Antonio, que entrena unas 6 horas al día en esta disciplina, nos expresa su disconformidad con esta propuesta: «El otro día iba a coger el metro en Sol y no lo noté con el bastón» —nos cuenta visiblemente preocupado. «Sí, pasé caminando por encima de un expositor de gafas de sol. Al principio pensé que eran los restos del botellón del día anterior, pero entonces alguien me llamó la atención y me di cuenta del incidente.» Niega con la cabeza y frunce el ceño. «Todas las gafas molidas, como si las hubieran metido en un mortero. ¡Está claro que tengo que entrenar más duro! Si no, no llegaré a los juegos paralímpicos de 2020.»

Y es que esta polémica campaña se une a otras como la concienciación con la limpieza de la vía pública. «Si nos dejan también sin cacas de perro, ¿qué diablos vamos a tener que esquivar?» Antonio nos cuenta que para él es como jugar al buscaminas accesible. «Sí, nunca sabes lo que te vas a encontrar. ¿Voy por aquí o por allí? En el momento más inesperado puedes pisar una mierda o, ¡mejor aún, restregarla por el bastón! Es gratificante cuando llegas a casa y te encuentras ese tacto blandito y caliente en la contera.» Hace una mueca difícil de descifrar. «También están los chicles, pero esos se pegan más en los zapatos y cuesta andar. Están bien para fortalecer los gemelos, eso sí.»

Por suerte, nuestros políticos no dejan de lado a este colectivo desfavorecido. Como para el resto de los ciudadanos, en año electoral se esfuerzan por dotarles de las infraestructuras que necesitan para su progreso deportivo. «Por suerte tenemos las obras. Si no fuera por ellas… Entreno 3 kilómetros diarios desde mi casa al trabajo. Las salto, las sorteo y, si no tengo más remedio, doy un rodeo. Igual camino otro kilómetro adicional. Poco a poco, voy cogiendo fondo para la maratón» —nos confiesa Antonio con una sonrisa satisfecha. «A veces hay más suerte todavía y desvían el tráfico de autobuses por las obras. En esos días… ¡puedo llegar a duplicar la distancia! Cada vez me siento mejor físicamente y creo que tengo posibilidades de ganar.»

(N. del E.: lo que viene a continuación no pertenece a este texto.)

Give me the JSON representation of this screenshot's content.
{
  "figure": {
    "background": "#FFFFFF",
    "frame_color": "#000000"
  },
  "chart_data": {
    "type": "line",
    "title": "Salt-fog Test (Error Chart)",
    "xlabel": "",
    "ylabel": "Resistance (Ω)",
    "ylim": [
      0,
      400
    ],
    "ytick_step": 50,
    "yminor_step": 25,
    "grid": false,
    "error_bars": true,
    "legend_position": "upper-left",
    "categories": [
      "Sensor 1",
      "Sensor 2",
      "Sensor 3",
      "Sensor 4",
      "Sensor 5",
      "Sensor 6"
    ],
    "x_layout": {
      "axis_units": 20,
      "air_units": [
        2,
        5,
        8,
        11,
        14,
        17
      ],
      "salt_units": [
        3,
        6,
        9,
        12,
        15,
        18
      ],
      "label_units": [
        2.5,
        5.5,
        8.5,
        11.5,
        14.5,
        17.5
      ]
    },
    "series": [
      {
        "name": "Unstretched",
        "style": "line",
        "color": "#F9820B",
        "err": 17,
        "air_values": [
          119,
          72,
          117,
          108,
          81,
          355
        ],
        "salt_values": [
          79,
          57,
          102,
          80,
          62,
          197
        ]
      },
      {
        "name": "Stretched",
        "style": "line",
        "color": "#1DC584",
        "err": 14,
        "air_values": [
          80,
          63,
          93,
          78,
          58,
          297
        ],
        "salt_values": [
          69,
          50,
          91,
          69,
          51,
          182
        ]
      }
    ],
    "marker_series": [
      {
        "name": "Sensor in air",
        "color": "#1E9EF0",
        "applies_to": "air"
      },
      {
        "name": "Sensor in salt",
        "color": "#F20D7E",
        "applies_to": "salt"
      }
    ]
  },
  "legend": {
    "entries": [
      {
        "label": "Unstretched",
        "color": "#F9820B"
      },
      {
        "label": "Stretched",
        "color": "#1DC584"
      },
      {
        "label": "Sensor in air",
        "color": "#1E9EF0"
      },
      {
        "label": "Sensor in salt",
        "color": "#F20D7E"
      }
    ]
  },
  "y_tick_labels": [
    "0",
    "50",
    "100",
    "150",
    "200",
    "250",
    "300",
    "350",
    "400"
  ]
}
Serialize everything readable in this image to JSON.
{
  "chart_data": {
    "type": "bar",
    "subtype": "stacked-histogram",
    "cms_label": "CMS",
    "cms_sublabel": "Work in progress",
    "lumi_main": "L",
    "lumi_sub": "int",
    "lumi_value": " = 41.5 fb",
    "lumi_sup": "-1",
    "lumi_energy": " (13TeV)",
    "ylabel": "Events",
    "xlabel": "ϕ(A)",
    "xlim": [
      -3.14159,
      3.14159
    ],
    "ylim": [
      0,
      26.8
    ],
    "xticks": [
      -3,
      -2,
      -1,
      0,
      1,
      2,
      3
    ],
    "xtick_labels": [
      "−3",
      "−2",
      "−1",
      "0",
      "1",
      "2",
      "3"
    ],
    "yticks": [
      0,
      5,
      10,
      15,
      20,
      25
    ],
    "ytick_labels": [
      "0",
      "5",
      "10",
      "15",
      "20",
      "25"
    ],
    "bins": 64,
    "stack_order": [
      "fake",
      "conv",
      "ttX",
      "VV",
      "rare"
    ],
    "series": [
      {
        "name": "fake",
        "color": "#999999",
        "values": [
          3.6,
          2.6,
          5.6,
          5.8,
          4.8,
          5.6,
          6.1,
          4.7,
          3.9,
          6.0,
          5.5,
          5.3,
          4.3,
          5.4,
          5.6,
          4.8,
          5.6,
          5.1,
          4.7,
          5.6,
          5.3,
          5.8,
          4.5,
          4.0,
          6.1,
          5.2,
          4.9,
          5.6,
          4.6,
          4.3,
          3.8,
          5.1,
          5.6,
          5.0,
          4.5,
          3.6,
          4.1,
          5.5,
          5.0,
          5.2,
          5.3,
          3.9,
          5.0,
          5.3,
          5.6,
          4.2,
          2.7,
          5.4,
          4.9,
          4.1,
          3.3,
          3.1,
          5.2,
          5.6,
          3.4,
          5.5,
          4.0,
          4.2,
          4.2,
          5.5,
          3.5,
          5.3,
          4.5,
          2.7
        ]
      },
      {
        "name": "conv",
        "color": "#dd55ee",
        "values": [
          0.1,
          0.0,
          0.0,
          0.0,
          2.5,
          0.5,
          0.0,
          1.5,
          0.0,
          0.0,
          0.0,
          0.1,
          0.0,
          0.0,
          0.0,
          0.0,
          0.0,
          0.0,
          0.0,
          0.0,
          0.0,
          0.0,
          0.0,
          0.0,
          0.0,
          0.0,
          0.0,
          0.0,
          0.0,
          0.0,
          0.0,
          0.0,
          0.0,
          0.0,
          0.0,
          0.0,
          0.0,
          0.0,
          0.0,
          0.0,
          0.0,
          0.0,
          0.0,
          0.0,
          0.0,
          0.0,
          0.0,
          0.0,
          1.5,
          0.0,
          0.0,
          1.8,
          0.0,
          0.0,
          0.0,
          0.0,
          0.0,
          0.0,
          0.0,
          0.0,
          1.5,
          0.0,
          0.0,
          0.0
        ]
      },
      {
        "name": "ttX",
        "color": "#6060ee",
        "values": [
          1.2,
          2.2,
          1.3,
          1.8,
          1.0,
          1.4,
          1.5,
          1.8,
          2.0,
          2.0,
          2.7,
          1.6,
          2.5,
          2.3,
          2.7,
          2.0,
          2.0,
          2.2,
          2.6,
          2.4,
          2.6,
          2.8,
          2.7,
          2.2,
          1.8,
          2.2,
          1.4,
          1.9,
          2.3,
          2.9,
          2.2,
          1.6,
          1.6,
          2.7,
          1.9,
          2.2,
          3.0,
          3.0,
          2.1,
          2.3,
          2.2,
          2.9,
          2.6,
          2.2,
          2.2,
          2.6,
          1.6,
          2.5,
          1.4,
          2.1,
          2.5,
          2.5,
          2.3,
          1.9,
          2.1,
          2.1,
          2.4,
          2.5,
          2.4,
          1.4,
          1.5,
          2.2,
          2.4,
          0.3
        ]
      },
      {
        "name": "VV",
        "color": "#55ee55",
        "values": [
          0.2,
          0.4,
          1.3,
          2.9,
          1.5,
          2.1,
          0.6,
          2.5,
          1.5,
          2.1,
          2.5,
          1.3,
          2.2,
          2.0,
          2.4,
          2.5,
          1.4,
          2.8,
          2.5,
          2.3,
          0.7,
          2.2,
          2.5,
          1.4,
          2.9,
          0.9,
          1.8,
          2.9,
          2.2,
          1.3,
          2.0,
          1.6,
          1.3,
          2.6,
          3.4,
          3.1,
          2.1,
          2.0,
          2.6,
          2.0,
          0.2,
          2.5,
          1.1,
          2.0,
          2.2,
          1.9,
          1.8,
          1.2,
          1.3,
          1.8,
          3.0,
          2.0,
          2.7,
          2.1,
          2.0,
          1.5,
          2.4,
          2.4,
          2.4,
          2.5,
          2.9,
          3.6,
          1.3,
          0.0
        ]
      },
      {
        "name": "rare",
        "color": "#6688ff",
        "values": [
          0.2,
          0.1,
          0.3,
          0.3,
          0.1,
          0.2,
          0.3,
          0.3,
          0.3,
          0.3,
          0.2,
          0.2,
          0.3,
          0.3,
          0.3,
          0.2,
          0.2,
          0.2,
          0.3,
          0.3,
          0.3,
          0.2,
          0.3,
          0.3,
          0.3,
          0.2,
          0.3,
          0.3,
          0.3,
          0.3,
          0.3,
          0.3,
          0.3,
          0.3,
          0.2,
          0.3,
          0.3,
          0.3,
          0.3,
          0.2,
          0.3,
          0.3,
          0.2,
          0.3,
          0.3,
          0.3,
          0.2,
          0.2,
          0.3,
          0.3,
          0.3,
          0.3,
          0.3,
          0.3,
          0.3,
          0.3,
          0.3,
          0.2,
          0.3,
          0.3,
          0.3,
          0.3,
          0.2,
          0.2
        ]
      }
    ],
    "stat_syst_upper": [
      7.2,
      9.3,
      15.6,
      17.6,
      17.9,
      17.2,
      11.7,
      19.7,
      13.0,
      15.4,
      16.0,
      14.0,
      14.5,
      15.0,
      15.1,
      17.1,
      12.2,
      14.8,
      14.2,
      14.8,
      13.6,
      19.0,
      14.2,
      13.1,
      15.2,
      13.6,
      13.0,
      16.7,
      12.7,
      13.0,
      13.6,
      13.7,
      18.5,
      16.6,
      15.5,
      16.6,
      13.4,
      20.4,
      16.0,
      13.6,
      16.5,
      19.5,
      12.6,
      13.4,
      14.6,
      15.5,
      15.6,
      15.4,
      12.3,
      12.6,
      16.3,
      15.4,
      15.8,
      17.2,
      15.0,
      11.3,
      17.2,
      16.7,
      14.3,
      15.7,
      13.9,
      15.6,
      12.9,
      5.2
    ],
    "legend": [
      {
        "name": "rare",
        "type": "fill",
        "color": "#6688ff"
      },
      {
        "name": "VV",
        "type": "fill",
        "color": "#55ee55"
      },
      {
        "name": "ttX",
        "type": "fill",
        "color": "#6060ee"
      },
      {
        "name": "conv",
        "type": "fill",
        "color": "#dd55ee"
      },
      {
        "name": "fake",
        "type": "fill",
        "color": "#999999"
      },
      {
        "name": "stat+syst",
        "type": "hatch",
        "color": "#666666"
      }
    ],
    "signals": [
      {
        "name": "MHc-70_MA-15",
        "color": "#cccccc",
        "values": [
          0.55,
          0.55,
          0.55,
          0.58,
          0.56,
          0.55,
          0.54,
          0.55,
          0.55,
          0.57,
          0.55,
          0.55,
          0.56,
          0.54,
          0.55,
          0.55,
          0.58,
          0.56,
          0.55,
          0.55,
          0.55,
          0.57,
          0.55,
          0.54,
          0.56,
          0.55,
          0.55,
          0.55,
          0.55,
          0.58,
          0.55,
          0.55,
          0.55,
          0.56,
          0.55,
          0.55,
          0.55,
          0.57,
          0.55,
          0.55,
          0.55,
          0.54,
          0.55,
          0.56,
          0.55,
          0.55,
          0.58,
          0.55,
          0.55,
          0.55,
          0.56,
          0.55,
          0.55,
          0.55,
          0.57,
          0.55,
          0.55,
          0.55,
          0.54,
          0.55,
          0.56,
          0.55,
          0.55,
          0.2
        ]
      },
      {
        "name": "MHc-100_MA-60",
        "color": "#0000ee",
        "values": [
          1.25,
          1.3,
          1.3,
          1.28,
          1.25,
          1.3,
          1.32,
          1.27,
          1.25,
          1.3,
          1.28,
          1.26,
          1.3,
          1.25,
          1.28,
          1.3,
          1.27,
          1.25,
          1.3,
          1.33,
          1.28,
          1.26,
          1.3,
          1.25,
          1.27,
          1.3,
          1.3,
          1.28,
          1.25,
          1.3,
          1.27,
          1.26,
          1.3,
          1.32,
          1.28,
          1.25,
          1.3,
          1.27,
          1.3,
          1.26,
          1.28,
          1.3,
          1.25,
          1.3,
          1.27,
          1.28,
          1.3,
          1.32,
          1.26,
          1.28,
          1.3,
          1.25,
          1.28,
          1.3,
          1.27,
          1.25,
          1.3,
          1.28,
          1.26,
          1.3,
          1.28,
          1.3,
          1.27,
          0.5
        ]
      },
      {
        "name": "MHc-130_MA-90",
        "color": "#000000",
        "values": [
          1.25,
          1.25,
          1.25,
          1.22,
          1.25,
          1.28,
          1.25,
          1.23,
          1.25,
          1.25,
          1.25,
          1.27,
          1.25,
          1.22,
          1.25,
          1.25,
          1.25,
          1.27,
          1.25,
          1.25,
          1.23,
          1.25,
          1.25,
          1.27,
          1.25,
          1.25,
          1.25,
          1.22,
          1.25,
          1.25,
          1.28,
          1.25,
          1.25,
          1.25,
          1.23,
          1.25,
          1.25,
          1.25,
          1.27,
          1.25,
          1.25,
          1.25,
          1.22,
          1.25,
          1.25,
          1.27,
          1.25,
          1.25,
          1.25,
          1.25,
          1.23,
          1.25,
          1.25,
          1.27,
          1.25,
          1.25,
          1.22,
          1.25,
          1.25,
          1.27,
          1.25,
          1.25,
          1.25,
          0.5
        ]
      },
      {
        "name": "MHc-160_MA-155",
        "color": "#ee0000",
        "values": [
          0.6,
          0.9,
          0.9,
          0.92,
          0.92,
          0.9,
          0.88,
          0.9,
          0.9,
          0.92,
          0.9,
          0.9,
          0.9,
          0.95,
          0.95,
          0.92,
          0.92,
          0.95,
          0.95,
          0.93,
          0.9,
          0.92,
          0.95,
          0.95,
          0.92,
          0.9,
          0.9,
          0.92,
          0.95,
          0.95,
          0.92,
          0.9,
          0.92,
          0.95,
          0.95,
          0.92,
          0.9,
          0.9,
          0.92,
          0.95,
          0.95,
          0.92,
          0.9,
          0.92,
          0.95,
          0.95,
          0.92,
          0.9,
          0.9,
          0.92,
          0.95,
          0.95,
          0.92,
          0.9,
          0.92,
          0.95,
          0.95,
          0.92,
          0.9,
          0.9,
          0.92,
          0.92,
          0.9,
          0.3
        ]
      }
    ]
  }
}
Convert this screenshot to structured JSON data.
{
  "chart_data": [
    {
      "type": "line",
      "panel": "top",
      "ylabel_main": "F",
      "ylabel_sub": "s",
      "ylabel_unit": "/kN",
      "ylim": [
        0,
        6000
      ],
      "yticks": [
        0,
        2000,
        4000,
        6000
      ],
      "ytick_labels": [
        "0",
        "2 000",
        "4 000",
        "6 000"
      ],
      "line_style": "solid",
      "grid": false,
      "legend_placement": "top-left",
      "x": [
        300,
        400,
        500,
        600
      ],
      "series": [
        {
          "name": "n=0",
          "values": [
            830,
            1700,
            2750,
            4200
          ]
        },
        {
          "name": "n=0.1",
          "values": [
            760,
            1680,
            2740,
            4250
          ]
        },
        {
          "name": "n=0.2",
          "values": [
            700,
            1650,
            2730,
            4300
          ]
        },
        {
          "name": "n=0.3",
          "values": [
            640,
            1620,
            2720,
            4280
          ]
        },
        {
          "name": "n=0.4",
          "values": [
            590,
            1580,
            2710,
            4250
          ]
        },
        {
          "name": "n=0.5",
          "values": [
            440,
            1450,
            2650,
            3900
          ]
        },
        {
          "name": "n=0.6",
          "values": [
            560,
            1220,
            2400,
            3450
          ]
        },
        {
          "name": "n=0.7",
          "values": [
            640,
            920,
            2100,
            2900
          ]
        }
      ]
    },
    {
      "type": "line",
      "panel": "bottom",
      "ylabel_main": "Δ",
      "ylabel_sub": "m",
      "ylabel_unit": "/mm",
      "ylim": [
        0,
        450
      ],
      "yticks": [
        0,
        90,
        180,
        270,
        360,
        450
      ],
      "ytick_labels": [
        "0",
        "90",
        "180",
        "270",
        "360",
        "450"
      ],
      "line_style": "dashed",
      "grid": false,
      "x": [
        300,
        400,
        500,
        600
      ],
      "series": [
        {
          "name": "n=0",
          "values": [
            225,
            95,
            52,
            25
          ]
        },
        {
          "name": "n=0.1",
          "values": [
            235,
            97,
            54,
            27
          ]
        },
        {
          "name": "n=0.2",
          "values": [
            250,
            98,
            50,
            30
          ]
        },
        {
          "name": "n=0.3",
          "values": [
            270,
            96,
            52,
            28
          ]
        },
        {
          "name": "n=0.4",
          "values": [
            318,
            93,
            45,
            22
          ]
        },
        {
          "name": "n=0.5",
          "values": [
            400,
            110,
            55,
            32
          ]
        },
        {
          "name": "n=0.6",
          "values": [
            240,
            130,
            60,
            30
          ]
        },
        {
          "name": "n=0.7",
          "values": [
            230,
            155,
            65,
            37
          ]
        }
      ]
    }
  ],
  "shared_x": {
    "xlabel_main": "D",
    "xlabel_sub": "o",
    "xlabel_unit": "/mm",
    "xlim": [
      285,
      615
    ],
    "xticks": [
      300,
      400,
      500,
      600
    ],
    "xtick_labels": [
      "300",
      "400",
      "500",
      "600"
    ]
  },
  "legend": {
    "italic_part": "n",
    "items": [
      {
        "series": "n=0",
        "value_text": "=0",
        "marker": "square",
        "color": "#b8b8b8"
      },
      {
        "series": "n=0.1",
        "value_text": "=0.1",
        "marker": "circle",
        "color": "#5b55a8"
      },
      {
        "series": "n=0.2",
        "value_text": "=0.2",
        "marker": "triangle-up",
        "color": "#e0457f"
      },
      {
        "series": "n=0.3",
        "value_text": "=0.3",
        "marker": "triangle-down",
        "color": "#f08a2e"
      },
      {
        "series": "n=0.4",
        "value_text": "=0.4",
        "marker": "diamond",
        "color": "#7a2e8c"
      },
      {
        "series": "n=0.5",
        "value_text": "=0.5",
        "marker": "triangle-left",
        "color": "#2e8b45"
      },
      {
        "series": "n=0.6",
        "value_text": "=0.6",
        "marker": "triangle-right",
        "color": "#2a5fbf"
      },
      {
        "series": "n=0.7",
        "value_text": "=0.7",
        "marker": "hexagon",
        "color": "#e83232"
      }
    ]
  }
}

Cuando ya nos estamos acabando el café, Antonio nos habla de otros elementos urbanos que le ayudan a prepararse. «Creo que lo más entretenido es sortear los coches que aparcan en las paradas de autobús. Al principio los bordeaba, pero ahora salto por encima del capó y del techo, y así entreno también para el salto.» Este chico es alucinante. Toda una bestia atlética. «Luego están las ramas que sobresalen metro y medio de los jardines o los toldos demasiado bajos. ¿Ves esto?» Señala una cicatriz en su frente. «Me lo hice hace un par de años delante de unos frutos secos. Iba con prisa y me tragué la barra de hierro enterita.» Se encoje de hombros. Cabe decir que no supera el metro setentaicinco de altura. «Gajes del oficio. En otra ocasión se me metió una rama en el ojo. Aparte de la herida en la córnea, descubrí que soy alérgico. ¡Se me puso como una pelota de tenis! ¡Fue increíble!»

Por último, nos habla de los pasos de peatones. «Cuando tienen sonido para avisarte de que puedes cruzar, pajaritos y eso, me siento frustrado. ¿Y el aliciente de la aventura? ¿Y el reto de llevar los sentidos más allá de los límites para seguir viviendo? ¿Quién querría una vida tan aburrida?» Es por eso que reclama menos orden y seguridad. «¡La vida es mucho mejor cuando es una caja de sorpresas!»